Valentine’s Day hadn’t even grown cold when the heart-shaped boxes of chocolates in the supermarkets were replaced with chocolate Easter eggs, jelly beans, marshmallow chicks and baskets…an early reminder that Easter was just around the corner.
Unfortunately, the chocolate Easter eggs also served as a painful reminder of what my husband still considers to be one of his biggest failures in life.
You see, I’m Russian Orthodox and he is Irish Protestant, so our cultures vastly differ. The very first Easter my husband spent with my relatives, he learned just how vastly.
The moment we entered my grandmother’s house, where all of my aunts, uncles and cousins had gathered, we were greeted with the traditional Russian Easter greeting, “Hristos voskres!” (Christ is risen!), to which I replied with the also traditional, “Voistinu voskres!” (Indeed he is risen!).

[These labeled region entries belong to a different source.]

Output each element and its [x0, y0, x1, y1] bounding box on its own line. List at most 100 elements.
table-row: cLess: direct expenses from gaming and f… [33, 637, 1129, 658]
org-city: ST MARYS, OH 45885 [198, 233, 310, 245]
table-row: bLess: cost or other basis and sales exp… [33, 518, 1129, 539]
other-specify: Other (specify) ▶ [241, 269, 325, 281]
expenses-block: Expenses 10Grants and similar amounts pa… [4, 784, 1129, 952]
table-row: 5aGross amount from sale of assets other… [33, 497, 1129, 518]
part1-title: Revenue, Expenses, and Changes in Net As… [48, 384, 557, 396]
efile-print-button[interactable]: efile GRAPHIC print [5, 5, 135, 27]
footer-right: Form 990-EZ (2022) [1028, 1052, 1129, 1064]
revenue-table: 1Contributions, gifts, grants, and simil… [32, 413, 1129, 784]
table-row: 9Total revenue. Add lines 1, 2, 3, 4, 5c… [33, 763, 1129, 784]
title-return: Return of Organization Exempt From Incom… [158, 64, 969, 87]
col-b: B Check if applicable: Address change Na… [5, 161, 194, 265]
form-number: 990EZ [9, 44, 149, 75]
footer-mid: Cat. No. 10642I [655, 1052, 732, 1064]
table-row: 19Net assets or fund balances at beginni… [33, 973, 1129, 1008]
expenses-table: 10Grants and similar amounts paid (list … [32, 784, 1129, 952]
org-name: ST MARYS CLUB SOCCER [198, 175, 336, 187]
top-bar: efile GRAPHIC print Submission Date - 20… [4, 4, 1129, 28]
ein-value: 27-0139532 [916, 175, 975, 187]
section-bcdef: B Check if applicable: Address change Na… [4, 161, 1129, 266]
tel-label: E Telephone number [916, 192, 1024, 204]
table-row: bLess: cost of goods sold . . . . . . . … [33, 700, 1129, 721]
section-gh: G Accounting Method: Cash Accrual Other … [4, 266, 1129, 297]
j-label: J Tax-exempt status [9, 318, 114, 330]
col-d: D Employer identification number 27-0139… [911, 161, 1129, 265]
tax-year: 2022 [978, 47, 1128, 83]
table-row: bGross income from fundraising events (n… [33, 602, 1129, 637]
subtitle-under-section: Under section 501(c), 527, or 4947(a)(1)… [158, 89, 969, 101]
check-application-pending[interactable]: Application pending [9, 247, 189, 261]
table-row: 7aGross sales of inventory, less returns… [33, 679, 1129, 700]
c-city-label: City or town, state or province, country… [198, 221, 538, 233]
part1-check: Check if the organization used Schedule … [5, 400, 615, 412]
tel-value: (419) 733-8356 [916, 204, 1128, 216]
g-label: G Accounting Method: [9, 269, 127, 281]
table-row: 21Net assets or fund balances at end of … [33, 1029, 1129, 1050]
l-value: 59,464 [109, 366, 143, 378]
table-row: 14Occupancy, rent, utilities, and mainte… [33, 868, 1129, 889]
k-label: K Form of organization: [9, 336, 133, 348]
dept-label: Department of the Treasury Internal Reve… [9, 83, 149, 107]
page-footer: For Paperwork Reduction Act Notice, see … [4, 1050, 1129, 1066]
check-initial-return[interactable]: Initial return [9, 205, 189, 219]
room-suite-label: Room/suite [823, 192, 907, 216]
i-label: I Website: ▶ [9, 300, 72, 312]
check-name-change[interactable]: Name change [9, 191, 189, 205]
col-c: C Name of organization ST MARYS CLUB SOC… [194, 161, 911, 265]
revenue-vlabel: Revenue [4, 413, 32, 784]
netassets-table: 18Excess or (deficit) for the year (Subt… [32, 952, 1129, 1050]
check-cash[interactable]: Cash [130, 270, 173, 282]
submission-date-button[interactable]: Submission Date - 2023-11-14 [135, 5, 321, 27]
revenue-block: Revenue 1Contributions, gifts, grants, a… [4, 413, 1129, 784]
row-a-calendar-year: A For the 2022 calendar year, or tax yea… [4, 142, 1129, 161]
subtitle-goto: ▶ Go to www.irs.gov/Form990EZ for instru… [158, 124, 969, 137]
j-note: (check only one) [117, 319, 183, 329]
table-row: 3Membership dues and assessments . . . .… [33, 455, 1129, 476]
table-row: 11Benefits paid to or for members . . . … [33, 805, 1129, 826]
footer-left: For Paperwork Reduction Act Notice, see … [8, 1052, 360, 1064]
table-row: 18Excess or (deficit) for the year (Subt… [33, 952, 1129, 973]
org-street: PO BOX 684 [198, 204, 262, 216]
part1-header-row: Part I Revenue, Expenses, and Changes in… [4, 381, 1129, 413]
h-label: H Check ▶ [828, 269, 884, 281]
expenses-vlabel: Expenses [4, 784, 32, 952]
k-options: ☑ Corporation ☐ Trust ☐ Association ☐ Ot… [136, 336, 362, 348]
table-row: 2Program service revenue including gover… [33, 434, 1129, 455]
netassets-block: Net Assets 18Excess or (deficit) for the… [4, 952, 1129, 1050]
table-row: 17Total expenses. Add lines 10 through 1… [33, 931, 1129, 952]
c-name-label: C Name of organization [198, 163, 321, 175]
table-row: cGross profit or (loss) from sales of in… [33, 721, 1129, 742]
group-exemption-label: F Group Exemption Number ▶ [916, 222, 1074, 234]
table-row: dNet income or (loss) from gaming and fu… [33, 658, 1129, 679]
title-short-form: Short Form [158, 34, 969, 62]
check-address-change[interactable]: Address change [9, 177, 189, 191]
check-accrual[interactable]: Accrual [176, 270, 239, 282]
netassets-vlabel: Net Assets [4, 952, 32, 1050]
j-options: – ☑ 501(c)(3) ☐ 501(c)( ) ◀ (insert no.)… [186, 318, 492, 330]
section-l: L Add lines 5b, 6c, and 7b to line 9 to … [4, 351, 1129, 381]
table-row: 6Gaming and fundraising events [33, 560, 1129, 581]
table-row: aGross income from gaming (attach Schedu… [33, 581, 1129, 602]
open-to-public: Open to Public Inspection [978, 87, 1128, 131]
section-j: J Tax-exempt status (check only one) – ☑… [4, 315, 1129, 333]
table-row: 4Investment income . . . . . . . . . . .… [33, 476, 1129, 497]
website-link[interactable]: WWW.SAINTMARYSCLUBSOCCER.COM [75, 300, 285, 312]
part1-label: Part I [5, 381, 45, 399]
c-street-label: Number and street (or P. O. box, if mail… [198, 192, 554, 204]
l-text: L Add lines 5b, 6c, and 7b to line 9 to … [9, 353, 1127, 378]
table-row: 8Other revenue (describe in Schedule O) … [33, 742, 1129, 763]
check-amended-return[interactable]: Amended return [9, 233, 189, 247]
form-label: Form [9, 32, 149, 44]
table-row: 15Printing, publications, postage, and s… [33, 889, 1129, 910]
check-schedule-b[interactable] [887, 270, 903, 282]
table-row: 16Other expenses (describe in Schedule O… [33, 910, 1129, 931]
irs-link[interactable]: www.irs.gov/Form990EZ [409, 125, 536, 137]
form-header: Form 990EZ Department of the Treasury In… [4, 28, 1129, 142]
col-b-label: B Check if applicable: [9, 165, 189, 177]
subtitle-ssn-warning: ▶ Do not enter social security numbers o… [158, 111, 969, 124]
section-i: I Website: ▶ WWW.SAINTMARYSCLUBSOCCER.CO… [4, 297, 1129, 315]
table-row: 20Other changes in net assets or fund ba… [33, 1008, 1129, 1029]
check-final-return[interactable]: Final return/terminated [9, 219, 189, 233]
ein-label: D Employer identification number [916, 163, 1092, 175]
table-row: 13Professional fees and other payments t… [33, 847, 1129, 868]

While my husband stood there looking totally confused, one of my uncles, holding a plate of hard-boiled eggs that had been blessed by the priest, approached and shoved a big piece of egg into my husband’s mouth (another tradition).
All I can say is the look on my husband’s face was one I’ll never forget. His eyes were wide and filled with panic, his lips were clamped shut, and the lump of egg, which he didn’t chew, bulged in his cheek. Unbeknownst to my relatives, my husband hated – no, make that loathed – hard-boiled eggs.
I could read the poor guy’s mind. He was wondering if he might be stricken straight to Hades if dared to spit out an egg that had been blessed by a priest. But even worse, he probably was thinking if he swallowed it, he might end up vomiting on one of my relatives. Finally, and with an obvious struggle, he swallowed the piece of egg whole.
To this day, I’m still grateful no one needed to perform the Heimlich on him.
Shortly after we entered my grandmother’s house on that first Easter, my cousin and her new husband also entered. When they were greeted with the traditional Easter greeting, my cousin’s husband, Jack, responded flawlessly with, “Voistinu voskres!” to which he received a round of appreciative cheers from my relatives
For some reason, this bothered my husband. “Is he Russian?” he whispered to me.
“No, I guess my cousin must have tutored him beforehand.”
“Well, I want to learn how to say it, too,” he said.
“Fine – I’ll teach you.”
Never in the history of foreign languages has one little sentence caused so much difficulty. In the weeks and months that followed, I must have repeated, “Voistinu voskres!” to my husband 9,000 times, and each time, he found some new, creative way to mispronounce it.
Most of the time, it came out sounding like, “Vice Tina watercress!”
When he was in the bathroom, I could hear him rehearsing the sentence in various ways, with various accents, over and over again. Not one was right. Then he’d come bursting out of the bathroom and shout excitedly, “I think I have it!” and revert right back to his “Vice Tina watercress!”
He reminded me of my friend Janet, with whom I studied Spanish in high school, who had a similar problem. She never could remember how to say pen and pencil in Spanish.
Our Spanish teacher had taught us to say “lapiz” for pencil and “estilografica” (rather than the shorter and easier “pluma”) for pen. For some reason, Janet never could remember them. So I grilled her over and over again until she finally seemed to have “lapiz” and “estilografica” imbedded in her brain for our upcoming Spanish test.
As it turned out, she ended up writing “estilografica” and “estilo-pencila” on the test. We laughed about it for years.
Anyway, by our second Easter together, my husband was pretty sure he could nail the “Voistinu voskres” Easter greeting at my family gathering. As we headed toward my grandmother’s house, he repeated the words over and over again. I didn’t want to burst his bubble, but the more he said it, the worse it sounded.
Finally, as we were about to enter the house, my husband took a deep breath, exhaled and said, “I’m ready!”
We entered to cheerful shouts of, “Hristos voskres!”
To which my husband responded with…“Happy Easter!”
Now, nearly 40 years later, he has given up entirely on even attempting to say anything in any language other than English. Coincidentally, over the years he also seemed to have a lot of ailments that mysteriously cropped up right on Easter Sunday, so he had to stay home in bed.
Maybe this year will be different. Maybe I’ll tape the greeting and play it over and over again while he’s asleep, so he’ll wake up saying it perfectly and then have the confidence to face and impress my relatives on Easter Sunday.
On second thought, it might be easier to just let him and “Vice Tina Watercress” stay home in bed.